Rasterio can also be used for masking, reprojecting, and regridding distinct datasets. Here is one simple example to reproject our local NDVI onto a WGS84 Lat/Lon Grid. The example creates a ‘VRT’ file, which is merely a ASCII text file describing the transformation and other image metadata. The array values do no need to be duplicated, the VRT file just contains a reference to the local file (LC08_L1TP_042034_20170616_20170629_01_T1_NDVI_OVIEW.tif). This is extremely useful to avoid duplicating lots of data and filling up your computer!

import rasterio.warp
import rasterio.shutil

localname = 'LC08_L1TP_042034_20170616_20170629_01_T1_NDVI_OVIEW.tif'
vrtname = 'LC08_L1TP_042034_20170616_20170629_01_T1_NDVI_OVIEW_WGS84.vrt'

with rasterio.open(localname) as src:
    with rasterio.vrt.WarpedVRT(src, crs='epsg:4326', resampling=rasterio.enums.Resampling.bilinear) as vrt:
        rasterio.shutil.copy(vrt, vrtname, driver='VRT')

# Open the local warped file and plot
# NOTE our coordinates have changed to lat, lon. we should probably crop the edge artifacts do to reprojection too!
with rasterio.open(vrtname) as src:
    rasterio.plot.show(src, title='NDVI', cmap='RdYlGn', vmin=-1, vmax=1)

20170616 NDVI Warped to Lat Lon Coordinates

The issue with VRTs is now you have two files and let’s say you want to share this image with a colleague. Also if you move things around on your computer, the paths might get mixed up, so in some cases it’s nice to save a complete reprojected file. The second code block does this, saving our NDVI as a Geotiff in WGS84:

localname = 'LC08_L1TP_042034_20170616_20170629_01_T1_NDVI_OVIEW.tif'
tifname = 'LC08_L1TP_042034_20170616_20170629_01_T1_NDVI_OVIEW_WGS84.tif'

dst_crs = 'EPSG:4326'

with rasterio.open(localname) as src:
    profile = src.profile.copy()

    transform, width, height = rasterio.warp.calculate_default_transform(
        src.crs, dst_crs, src.width, src.height, *src.bounds)

    profile.update({
        'crs': dst_crs,
        'transform': transform,
        'width': width,
        'height': height
    })

    with rasterio.open(tifname, 'w', **profile) as dst:
        rasterio.warp.reproject(
            source=rasterio.band(src, 1),
            destination=rasterio.band(dst, 1),
            src_transform=src.transform,
            src_crs=src.crs,
            dst_transform=transform,
            dst_crs=dst_crs,
            resampling=rasterio.warp.Resampling.bilinear)

Additional resources

This just scratches the surface of what you can do with rasterio.
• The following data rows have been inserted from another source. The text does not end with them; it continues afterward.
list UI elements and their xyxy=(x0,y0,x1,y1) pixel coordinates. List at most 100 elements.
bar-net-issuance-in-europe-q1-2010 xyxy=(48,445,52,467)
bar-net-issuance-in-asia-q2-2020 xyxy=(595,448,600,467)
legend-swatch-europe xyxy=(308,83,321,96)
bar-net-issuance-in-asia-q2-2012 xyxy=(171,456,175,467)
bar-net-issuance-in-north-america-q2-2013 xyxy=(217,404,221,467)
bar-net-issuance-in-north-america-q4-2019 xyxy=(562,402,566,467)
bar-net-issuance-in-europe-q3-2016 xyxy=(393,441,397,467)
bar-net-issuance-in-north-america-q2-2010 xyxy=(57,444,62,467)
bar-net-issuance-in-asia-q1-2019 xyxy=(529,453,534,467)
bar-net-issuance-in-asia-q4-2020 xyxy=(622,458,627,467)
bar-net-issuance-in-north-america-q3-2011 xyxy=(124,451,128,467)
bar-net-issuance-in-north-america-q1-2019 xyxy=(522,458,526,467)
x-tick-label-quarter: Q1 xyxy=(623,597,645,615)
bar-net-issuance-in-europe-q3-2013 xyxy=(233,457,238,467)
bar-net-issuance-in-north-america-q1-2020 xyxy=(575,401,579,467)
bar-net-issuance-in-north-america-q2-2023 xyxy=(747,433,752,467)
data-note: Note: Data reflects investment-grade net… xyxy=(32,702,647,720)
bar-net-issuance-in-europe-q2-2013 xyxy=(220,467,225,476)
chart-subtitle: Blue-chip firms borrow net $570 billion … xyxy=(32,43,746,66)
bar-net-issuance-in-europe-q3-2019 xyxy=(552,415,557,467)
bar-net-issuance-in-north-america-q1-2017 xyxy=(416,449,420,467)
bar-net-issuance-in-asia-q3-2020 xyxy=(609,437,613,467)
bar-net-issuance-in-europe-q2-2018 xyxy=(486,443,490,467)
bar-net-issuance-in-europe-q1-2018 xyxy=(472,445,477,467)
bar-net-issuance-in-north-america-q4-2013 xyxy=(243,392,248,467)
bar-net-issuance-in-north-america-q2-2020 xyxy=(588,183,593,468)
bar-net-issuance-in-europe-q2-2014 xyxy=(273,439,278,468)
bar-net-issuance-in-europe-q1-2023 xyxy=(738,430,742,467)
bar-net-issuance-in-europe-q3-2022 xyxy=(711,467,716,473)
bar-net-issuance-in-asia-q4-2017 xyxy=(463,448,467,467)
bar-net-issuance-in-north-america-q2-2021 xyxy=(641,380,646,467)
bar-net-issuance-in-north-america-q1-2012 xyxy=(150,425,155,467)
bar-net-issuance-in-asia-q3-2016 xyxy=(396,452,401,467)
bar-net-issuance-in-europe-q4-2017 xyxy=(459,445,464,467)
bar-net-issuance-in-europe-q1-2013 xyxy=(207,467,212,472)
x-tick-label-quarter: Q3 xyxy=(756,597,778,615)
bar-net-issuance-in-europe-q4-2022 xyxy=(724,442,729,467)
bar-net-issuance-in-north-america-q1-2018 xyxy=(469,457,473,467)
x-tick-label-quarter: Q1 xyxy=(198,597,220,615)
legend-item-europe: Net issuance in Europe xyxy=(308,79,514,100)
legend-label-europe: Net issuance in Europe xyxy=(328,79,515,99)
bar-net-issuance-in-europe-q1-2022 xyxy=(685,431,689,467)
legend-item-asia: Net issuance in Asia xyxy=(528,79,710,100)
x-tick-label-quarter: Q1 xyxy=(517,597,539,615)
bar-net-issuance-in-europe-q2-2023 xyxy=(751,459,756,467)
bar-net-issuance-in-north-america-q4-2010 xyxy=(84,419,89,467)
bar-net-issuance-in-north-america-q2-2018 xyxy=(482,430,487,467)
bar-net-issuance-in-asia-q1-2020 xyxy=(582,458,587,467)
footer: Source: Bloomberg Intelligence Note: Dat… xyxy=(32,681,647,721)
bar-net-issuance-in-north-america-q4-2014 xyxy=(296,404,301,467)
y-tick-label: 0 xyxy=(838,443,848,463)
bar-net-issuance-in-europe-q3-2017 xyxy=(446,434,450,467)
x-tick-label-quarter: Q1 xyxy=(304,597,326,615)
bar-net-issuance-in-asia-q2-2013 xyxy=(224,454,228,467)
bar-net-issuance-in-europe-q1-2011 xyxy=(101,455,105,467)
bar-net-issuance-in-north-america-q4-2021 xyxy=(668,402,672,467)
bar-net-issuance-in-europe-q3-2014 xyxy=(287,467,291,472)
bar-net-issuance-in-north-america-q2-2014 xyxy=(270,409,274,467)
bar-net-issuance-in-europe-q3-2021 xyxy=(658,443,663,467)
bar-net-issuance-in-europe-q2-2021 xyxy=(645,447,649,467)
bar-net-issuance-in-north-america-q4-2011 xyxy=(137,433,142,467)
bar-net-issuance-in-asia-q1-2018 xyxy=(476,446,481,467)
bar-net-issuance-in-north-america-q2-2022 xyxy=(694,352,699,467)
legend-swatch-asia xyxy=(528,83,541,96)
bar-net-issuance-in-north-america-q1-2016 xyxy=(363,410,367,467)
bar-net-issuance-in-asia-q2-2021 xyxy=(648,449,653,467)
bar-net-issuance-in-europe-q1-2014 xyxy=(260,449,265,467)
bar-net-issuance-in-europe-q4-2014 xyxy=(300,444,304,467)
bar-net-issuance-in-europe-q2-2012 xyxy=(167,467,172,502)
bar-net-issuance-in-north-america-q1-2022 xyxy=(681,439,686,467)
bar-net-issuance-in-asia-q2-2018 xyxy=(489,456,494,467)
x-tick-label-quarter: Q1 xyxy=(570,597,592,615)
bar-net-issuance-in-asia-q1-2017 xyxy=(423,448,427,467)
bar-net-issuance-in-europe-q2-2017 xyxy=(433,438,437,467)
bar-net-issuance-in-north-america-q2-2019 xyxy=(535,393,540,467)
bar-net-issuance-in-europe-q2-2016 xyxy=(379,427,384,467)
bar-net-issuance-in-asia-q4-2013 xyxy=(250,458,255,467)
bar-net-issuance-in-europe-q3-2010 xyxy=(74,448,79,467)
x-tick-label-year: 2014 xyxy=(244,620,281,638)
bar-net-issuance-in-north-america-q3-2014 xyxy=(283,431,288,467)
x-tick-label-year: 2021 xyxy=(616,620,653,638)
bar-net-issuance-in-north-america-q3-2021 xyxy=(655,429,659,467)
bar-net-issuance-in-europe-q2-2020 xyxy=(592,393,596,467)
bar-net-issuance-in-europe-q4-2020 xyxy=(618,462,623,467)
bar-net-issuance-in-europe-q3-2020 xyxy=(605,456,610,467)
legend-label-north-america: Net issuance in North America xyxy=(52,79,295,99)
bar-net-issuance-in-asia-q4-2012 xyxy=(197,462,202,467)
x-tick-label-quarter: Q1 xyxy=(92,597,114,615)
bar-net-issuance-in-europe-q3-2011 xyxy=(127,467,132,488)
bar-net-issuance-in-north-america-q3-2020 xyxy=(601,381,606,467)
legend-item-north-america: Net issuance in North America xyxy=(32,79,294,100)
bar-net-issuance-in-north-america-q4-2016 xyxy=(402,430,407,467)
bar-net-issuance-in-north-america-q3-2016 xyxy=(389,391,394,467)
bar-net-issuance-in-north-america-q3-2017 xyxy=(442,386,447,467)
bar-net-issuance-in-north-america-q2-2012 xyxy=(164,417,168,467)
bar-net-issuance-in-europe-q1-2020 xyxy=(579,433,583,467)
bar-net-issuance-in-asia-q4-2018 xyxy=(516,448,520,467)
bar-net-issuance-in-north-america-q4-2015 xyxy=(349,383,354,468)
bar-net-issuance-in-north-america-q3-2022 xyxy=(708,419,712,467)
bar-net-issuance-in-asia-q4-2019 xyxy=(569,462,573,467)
Check out the excellent official documentation as you continue exploring:

https://rasterio.readthedocs.io/en/latest

Key Points

Rasterio is built around the GDAL library (recall section 3), to facilitate raster operations in Python.

Pixel values of rasters can be extracted to a numpy array.

Computation is done in local memory on numpy arrays, then saved to the raster format of choice.